From the outside, the bold construction is no less striking. The house encircles the vineyards, appearing to hover slightly above the ground. There’s a gentle transition down to a large salt-water pool that appears more like a pond. And, completing the picturesque setting, a fynbos garden curls alongside the vineyard, with masses of flowering trees, both indigenous and exotic, covering the one-acre plot.
Matt is a lifelong plant lover. For the garden he brought in 165 trees, some as tall as six metres, and many of them hard to source. “For some of the species on my wish list, I ended up tracking down the only specimen I could find in the country,” he says. “Our three-year old, Ollie, helped eight of us drag one of them, a 40-year-old kokerboom, from its first suburban home. It really felt as if he was being handed the mantle to look after it for the next 40 years.”
Also pencilled in to last another 40 years or so is Matt’s 1000-bottle-strong wine collection. The wine cellar housing them was another pet project. “We used cabling and stainless steel rods to create a minimalist structure that suspends the bottles against the cellar walls,” Matt says. “Then we clad it all with klompie bricks – small, traditional, handmade bricks that we chose to be in keeping with the vineyard setting.”

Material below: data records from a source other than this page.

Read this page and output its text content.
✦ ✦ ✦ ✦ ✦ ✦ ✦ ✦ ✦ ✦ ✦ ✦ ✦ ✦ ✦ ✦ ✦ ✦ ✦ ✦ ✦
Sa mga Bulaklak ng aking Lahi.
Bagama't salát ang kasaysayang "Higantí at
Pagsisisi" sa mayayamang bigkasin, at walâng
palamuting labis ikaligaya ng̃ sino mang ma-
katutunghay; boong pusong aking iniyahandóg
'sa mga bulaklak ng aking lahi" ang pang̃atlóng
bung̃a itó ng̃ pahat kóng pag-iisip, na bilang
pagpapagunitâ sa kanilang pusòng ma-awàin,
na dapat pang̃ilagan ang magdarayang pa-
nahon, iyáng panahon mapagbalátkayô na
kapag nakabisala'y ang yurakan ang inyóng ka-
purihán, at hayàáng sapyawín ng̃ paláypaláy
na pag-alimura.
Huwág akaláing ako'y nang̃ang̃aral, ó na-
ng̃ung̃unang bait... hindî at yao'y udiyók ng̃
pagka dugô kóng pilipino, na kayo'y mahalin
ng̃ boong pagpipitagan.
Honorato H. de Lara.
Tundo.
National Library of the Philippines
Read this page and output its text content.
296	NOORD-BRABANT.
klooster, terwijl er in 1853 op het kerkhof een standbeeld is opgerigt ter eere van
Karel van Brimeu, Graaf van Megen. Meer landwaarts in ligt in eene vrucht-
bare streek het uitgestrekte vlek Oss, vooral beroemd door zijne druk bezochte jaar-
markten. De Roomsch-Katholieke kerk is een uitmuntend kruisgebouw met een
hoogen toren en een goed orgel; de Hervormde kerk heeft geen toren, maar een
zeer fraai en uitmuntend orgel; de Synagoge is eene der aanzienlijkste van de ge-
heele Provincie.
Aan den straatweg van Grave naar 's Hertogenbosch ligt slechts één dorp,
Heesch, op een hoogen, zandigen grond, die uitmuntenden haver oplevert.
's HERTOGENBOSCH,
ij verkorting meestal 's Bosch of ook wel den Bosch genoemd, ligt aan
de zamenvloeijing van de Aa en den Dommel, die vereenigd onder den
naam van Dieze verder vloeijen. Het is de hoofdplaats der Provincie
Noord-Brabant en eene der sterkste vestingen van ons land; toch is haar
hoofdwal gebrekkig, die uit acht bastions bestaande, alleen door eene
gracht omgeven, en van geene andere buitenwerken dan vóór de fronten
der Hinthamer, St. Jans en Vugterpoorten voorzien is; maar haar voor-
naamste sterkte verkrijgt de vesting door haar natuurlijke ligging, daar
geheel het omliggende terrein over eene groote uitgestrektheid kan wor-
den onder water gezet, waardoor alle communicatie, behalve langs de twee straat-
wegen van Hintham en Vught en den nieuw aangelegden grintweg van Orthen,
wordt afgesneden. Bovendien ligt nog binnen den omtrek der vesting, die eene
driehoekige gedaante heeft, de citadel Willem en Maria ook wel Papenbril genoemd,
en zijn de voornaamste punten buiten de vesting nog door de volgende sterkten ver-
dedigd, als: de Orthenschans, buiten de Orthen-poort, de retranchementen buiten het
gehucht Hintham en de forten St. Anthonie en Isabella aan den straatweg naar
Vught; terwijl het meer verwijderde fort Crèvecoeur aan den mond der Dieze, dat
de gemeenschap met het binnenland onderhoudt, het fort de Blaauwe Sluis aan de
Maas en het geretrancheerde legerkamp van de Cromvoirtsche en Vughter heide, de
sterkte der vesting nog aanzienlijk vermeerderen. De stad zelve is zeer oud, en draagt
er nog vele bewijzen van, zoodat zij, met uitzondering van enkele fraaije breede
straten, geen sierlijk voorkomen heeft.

But as challenging as moving mammoth trees and erecting state-of-the-art wine cellars was, there were still bigger problems to tackle. The site’s previous house had been low, so mountains of soil had to be brought in to elevate things so that services such as geysers, the heat pump and the bore hole tank could be accessed. But the team managed to accomplish this without disrupting their desired aesthetic. While from the road the house appears to be a double storey, on the vineyard side it appears as a single level.
Another astute design feature is the multi-level, zinc-coated titanium roof. Angled above each room in order to best suit its purpose, it is double-height in the living and entertainment area and low-slung in the bedroom wing.
Matt and Victoria love their home’s contemporary design and open flow. “We always wanted to build a house out of straightforward materials,” Victoria says. “We’ve got what we always wanted and we’ve complemented it with the furniture we’ve bought, while adding a bit of interest and character with some of our favourite collectables from our travels.”
As for their talented architect, Jan-Heyn says it was a treat to work with people who understand how good design improves quality of life. “All successful architectural projects should be a collaborative process,” he says. “The garden and the interior design should both respond to the architecture – and, in this case, they really do.”